I learned a new term yesterday. Haafu. This is a Japanese word for ‘half’, used to describe a mixed-race person.

Last year, Ms. Ariana Miyamoto became the first multi-racial woman to represent Japan in the Miss Universe contest. This week, Ms. Priyanka Yoshikawa won the Miss World Japan contest.

Twitter was alive yesterday talking about how Japan has come a long way from being homogeneous to multi-racial. Cultural barriers are finally broken, given that Haafu girls are doing well in beauty pageants.

That said, there were tweets about Japan should not embrace racial diversity in beauty pageants and that only ‘pure’ Japanese should be allowed to run.
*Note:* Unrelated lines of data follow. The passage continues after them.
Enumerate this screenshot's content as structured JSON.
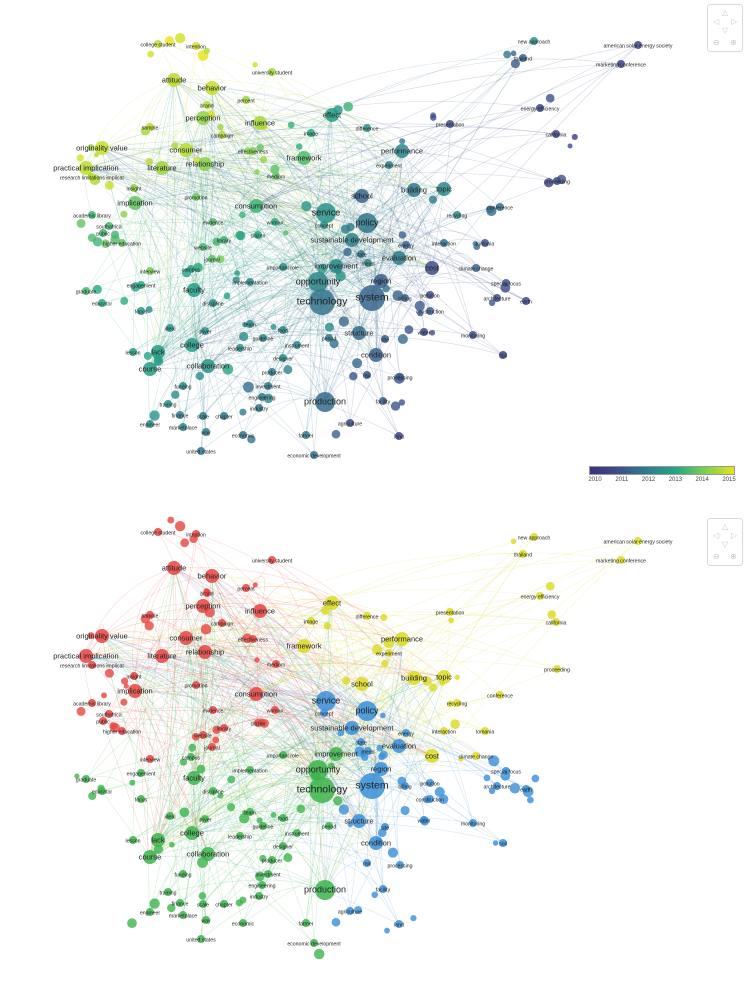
{
  "views": [
    {
      "id": "overlay",
      "caption": ""
    },
    {
      "id": "network",
      "caption": ""
    }
  ],
  "legend": {
    "ticks": [
      "2010",
      "2011",
      "2012",
      "2013",
      "2014",
      "2015"
    ],
    "colors": [
      "#3b2f7f",
      "#3e4f8c",
      "#2f7d8d",
      "#23a883",
      "#7ccf4f",
      "#e6e419"
    ]
  },
  "cluster_colors": {
    "red": "#e8433f",
    "green": "#3cb44b",
    "blue": "#3a8fd8",
    "yellow": "#dada22"
  },
  "nav_icons": [
    "arrow-up-icon",
    "arrow-left-icon",
    "arrow-right-icon",
    "arrow-down-icon",
    "zoom-out-icon",
    "zoom-in-icon"
  ],
  "terms": [
    {
      "label": "college student",
      "cluster": "red",
      "year": 2014.6,
      "weight": 1
    },
    {
      "label": "intention",
      "cluster": "red",
      "year": 2014.8,
      "weight": 1
    },
    {
      "label": "university student",
      "cluster": "red",
      "year": 2014.4,
      "weight": 1
    },
    {
      "label": "attitude",
      "cluster": "red",
      "year": 2014.6,
      "weight": 2
    },
    {
      "label": "behavior",
      "cluster": "red",
      "year": 2014.7,
      "weight": 2
    },
    {
      "label": "brand",
      "cluster": "red",
      "year": 2014.5,
      "weight": 1
    },
    {
      "label": "percent",
      "cluster": "red",
      "year": 2014.3,
      "weight": 1
    },
    {
      "label": "perception",
      "cluster": "red",
      "year": 2014.2,
      "weight": 2
    },
    {
      "label": "influence",
      "cluster": "red",
      "year": 2014.4,
      "weight": 2
    },
    {
      "label": "campaign",
      "cluster": "red",
      "year": 2014.5,
      "weight": 1
    },
    {
      "label": "sample",
      "cluster": "red",
      "year": 2014.6,
      "weight": 1
    },
    {
      "label": "originality value",
      "cluster": "red",
      "year": 2014.7,
      "weight": 2
    },
    {
      "label": "consumer",
      "cluster": "red",
      "year": 2014.5,
      "weight": 2
    },
    {
      "label": "effectiveness",
      "cluster": "red",
      "year": 2014.0,
      "weight": 1
    },
    {
      "label": "relationship",
      "cluster": "red",
      "year": 2014.1,
      "weight": 2
    },
    {
      "label": "practical implication",
      "cluster": "red",
      "year": 2014.6,
      "weight": 2
    },
    {
      "label": "research limitations implicat",
      "cluster": "red",
      "year": 2014.6,
      "weight": 1
    },
    {
      "label": "literature",
      "cluster": "red",
      "year": 2014.3,
      "weight": 2
    },
    {
      "label": "medium",
      "cluster": "red",
      "year": 2013.8,
      "weight": 1
    },
    {
      "label": "insight",
      "cluster": "red",
      "year": 2014.2,
      "weight": 1
    },
    {
      "label": "promotion",
      "cluster": "red",
      "year": 2013.8,
      "weight": 1
    },
    {
      "label": "implication",
      "cluster": "red",
      "year": 2013.7,
      "weight": 2
    },
    {
      "label": "consumption",
      "cluster": "red",
      "year": 2013.3,
      "weight": 2
    },
    {
      "label": "academic library",
      "cluster": "red",
      "year": 2013.3,
      "weight": 1
    },
    {
      "label": "southafrica",
      "cluster": "red",
      "year": 2013.4,
      "weight": 1
    },
    {
      "label": "public",
      "cluster": "red",
      "year": 2013.3,
      "weight": 1
    },
    {
      "label": "evidence",
      "cluster": "red",
      "year": 2013.5,
      "weight": 1
    },
    {
      "label": "woman",
      "cluster": "red",
      "year": 2013.1,
      "weight": 1
    },
    {
      "label": "higher education",
      "cluster": "red",
      "year": 2013.7,
      "weight": 1
    },
    {
      "label": "website",
      "cluster": "red",
      "year": 2013.4,
      "weight": 1
    },
    {
      "label": "library",
      "cluster": "red",
      "year": 2013.3,
      "weight": 1
    },
    {
      "label": "citizen",
      "cluster": "red",
      "year": 2013.0,
      "weight": 1
    },
    {
      "label": "journal",
      "cluster": "red",
      "year": 2013.6,
      "weight": 1
    },
    {
      "label": "interview",
      "cluster": "red",
      "year": 2013.9,
      "weight": 1
    },
    {
      "label": "framework",
      "cluster": "yellow",
      "year": 2013.5,
      "weight": 2
    },
    {
      "label": "effect",
      "cluster": "yellow",
      "year": 2012.8,
      "weight": 2
    },
    {
      "label": "image",
      "cluster": "yellow",
      "year": 2013.0,
      "weight": 1
    },
    {
      "label": "difference",
      "cluster": "yellow",
      "year": 2012.5,
      "weight": 1
    },
    {
      "label": "presentation",
      "cluster": "yellow",
      "year": 2011.0,
      "weight": 1
    },
    {
      "label": "performance",
      "cluster": "yellow",
      "year": 2012.2,
      "weight": 2
    },
    {
      "label": "experiment",
      "cluster": "yellow",
      "year": 2012.0,
      "weight": 1
    },
    {
      "label": "new approach",
      "cluster": "yellow",
      "year": 2012.5,
      "weight": 1
    },
    {
      "label": "thailand",
      "cluster": "yellow",
      "year": 2011.5,
      "weight": 1
    },
    {
      "label": "american solar energy society",
      "cluster": "yellow",
      "year": 2010.7,
      "weight": 1
    },
    {
      "label": "marketing conference",
      "cluster": "yellow",
      "year": 2010.6,
      "weight": 1
    },
    {
      "label": "energy efficiency",
      "cluster": "yellow",
      "year": 2010.8,
      "weight": 1
    },
    {
      "label": "california",
      "cluster": "yellow",
      "year": 2010.6,
      "weight": 1
    },
    {
      "label": "proceeding",
      "cluster": "yellow",
      "year": 2010.9,
      "weight": 1
    },
    {
      "label": "school",
      "cluster": "yellow",
      "year": 2011.4,
      "weight": 2
    },
    {
      "label": "building",
      "cluster": "yellow",
      "year": 2011.8,
      "weight": 2
    },
    {
      "label": "topic",
      "cluster": "yellow",
      "year": 2012.3,
      "weight": 2
    },
    {
      "label": "conference",
      "cluster": "yellow",
      "year": 2011.8,
      "weight": 1
    },
    {
      "label": "recycling",
      "cluster": "yellow",
      "year": 2012.2,
      "weight": 1
    },
    {
      "label": "tomania",
      "cluster": "yellow",
      "year": 2011.2,
      "weight": 1
    },
    {
      "label": "interaction",
      "cluster": "yellow",
      "year": 2011.7,
      "weight": 1
    },
    {
      "label": "cost",
      "cluster": "yellow",
      "year": 2011.0,
      "weight": 2
    },
    {
      "label": "climate change",
      "cluster": "yellow",
      "year": 2011.5,
      "weight": 1
    },
    {
      "label": "policy",
      "cluster": "blue",
      "year": 2011.9,
      "weight": 3
    },
    {
      "label": "service",
      "cluster": "blue",
      "year": 2012.5,
      "weight": 3
    },
    {
      "label": "concept",
      "cluster": "blue",
      "year": 2012.4,
      "weight": 1
    },
    {
      "label": "sustainable development",
      "cluster": "blue",
      "year": 2012.1,
      "weight": 2
    },
    {
      "label": "state",
      "cluster": "blue",
      "year": 2012.0,
      "weight": 1
    },
    {
      "label": "energy",
      "cluster": "blue",
      "year": 2011.4,
      "weight": 1
    },
    {
      "label": "mean",
      "cluster": "blue",
      "year": 2012.1,
      "weight": 1
    },
    {
      "label": "evaluation",
      "cluster": "blue",
      "year": 2012.0,
      "weight": 2
    },
    {
      "label": "improvement",
      "cluster": "green",
      "year": 2012.3,
      "weight": 2
    },
    {
      "label": "region",
      "cluster": "blue",
      "year": 2011.3,
      "weight": 2
    },
    {
      "label": "system",
      "cluster": "blue",
      "year": 2011.5,
      "weight": 4
    },
    {
      "label": "billing",
      "cluster": "blue",
      "year": 2011.5,
      "weight": 1
    },
    {
      "label": "pollution",
      "cluster": "blue",
      "year": 2011.0,
      "weight": 1
    },
    {
      "label": "special focus",
      "cluster": "blue",
      "year": 2011.2,
      "weight": 1
    },
    {
      "label": "architecture",
      "cluster": "blue",
      "year": 2011.0,
      "weight": 1
    },
    {
      "label": "earth",
      "cluster": "blue",
      "year": 2010.8,
      "weight": 1
    },
    {
      "label": "construction",
      "cluster": "blue",
      "year": 2011.3,
      "weight": 1
    },
    {
      "label": "water",
      "cluster": "blue",
      "year": 2010.9,
      "weight": 1
    },
    {
      "label": "monitoring",
      "cluster": "blue",
      "year": 2011.0,
      "weight": 1
    },
    {
      "label": "structure",
      "cluster": "blue",
      "year": 2011.6,
      "weight": 2
    },
    {
      "label": "site",
      "cluster": "blue",
      "year": 2011.4,
      "weight": 1
    },
    {
      "label": "condition",
      "cluster": "blue",
      "year": 2011.4,
      "weight": 2
    },
    {
      "label": "soil",
      "cluster": "blue",
      "year": 2010.6,
      "weight": 1
    },
    {
      "label": "risk",
      "cluster": "blue",
      "year": 2011.2,
      "weight": 1
    },
    {
      "label": "processing",
      "cluster": "blue",
      "year": 2011.3,
      "weight": 1
    },
    {
      "label": "facility",
      "cluster": "blue",
      "year": 2011.4,
      "weight": 1
    },
    {
      "label": "agriculture",
      "cluster": "blue",
      "year": 2011.0,
      "weight": 1
    },
    {
      "label": "land",
      "cluster": "blue",
      "year": 2010.7,
      "weight": 1
    },
    {
      "label": "technology",
      "cluster": "green",
      "year": 2011.8,
      "weight": 4
    },
    {
      "label": "opportunity",
      "cluster": "green",
      "year": 2012.2,
      "weight": 3
    },
    {
      "label": "important role",
      "cluster": "green",
      "year": 2012.4,
      "weight": 1
    },
    {
      "label": "implementation",
      "cluster": "green",
      "year": 2012.3,
      "weight": 1
    },
    {
      "label": "campus",
      "cluster": "green",
      "year": 2012.8,
      "weight": 1
    },
    {
      "label": "engagement",
      "cluster": "green",
      "year": 2013.0,
      "weight": 1
    },
    {
      "label": "graduate",
      "cluster": "green",
      "year": 2013.4,
      "weight": 1
    },
    {
      "label": "educator",
      "cluster": "green",
      "year": 2013.0,
      "weight": 1
    },
    {
      "label": "faculty",
      "cluster": "green",
      "year": 2012.8,
      "weight": 2
    },
    {
      "label": "discipline",
      "cluster": "green",
      "year": 2012.5,
      "weight": 1
    },
    {
      "label": "focus",
      "cluster": "green",
      "year": 2012.6,
      "weight": 1
    },
    {
      "label": "ideal",
      "cluster": "green",
      "year": 2012.7,
      "weight": 1
    },
    {
      "label": "driver",
      "cluster": "green",
      "year": 2012.4,
      "weight": 1
    },
    {
      "label": "food",
      "cluster": "green",
      "year": 2012.2,
      "weight": 1
    },
    {
      "label": "team",
      "cluster": "green",
      "year": 2012.3,
      "weight": 1
    },
    {
      "label": "guideline",
      "cluster": "green",
      "year": 2012.3,
      "weight": 1
    },
    {
      "label": "college",
      "cluster": "green",
      "year": 2012.7,
      "weight": 2
    },
    {
      "label": "leadership",
      "cluster": "green",
      "year": 2012.5,
      "weight": 1
    },
    {
      "label": "instrument",
      "cluster": "green",
      "year": 2012.2,
      "weight": 1
    },
    {
      "label": "designer",
      "cluster": "green",
      "year": 2012.4,
      "weight": 1
    },
    {
      "label": "period",
      "cluster": "green",
      "year": 2012.0,
      "weight": 1
    },
    {
      "label": "lack",
      "cluster": "green",
      "year": 2012.8,
      "weight": 2
    },
    {
      "label": "lesson",
      "cluster": "green",
      "year": 2012.8,
      "weight": 1
    },
    {
      "label": "collaboration",
      "cluster": "green",
      "year": 2012.5,
      "weight": 2
    },
    {
      "label": "producer",
      "cluster": "green",
      "year": 2012.0,
      "weight": 1
    },
    {
      "label": "course",
      "cluster": "green",
      "year": 2012.8,
      "weight": 2
    },
    {
      "label": "funding",
      "cluster": "green",
      "year": 2012.4,
      "weight": 1
    },
    {
      "label": "investment",
      "cluster": "green",
      "year": 2012.0,
      "weight": 1
    },
    {
      "label": "engineering",
      "cluster": "green",
      "year": 2012.0,
      "weight": 1
    },
    {
      "label": "training",
      "cluster": "green",
      "year": 2012.5,
      "weight": 1
    },
    {
      "label": "industry",
      "cluster": "green",
      "year": 2011.9,
      "weight": 1
    },
    {
      "label": "production",
      "cluster": "green",
      "year": 2011.6,
      "weight": 3
    },
    {
      "label": "finance",
      "cluster": "green",
      "year": 2012.0,
      "weight": 1
    },
    {
      "label": "scale",
      "cluster": "green",
      "year": 2012.0,
      "weight": 1
    },
    {
      "label": "chapter",
      "cluster": "green",
      "year": 2012.0,
      "weight": 1
    },
    {
      "label": "engineer",
      "cluster": "green",
      "year": 2012.3,
      "weight": 1
    },
    {
      "label": "marketplace",
      "cluster": "green",
      "year": 2012.2,
      "weight": 1
    },
    {
      "label": "way",
      "cluster": "green",
      "year": 2012.0,
      "weight": 1
    },
    {
      "label": "economic",
      "cluster": "green",
      "year": 2011.8,
      "weight": 1
    },
    {
      "label": "farmer",
      "cluster": "green",
      "year": 2012.0,
      "weight": 1
    },
    {
      "label": "united states",
      "cluster": "green",
      "year": 2011.9,
      "weight": 1
    },
    {
      "label": "economic development",
      "cluster": "green",
      "year": 2011.8,
      "weight": 1
    }
  ]
}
All of this raises an interesting debate on identity. What does it mean to be ‘Japanese enough‘? Do mixed-race folks in Japan self-identify as Japanese? Do you have to be born in Japan to feel Japanese? Do you have to speak Japanese to identify as one? Do you have to follow Japanese cultural practices to be Japanese?  Are ‘pure’ Japanese more authentic?

I am curious enough to dig deeper and ask my Japanese friends – some that are in this country temporarily and others that have married outside their community and have haffu children. It will be interesting to discover what they think about the word haffu.  I wonder if they would find it derogatory. More as I know.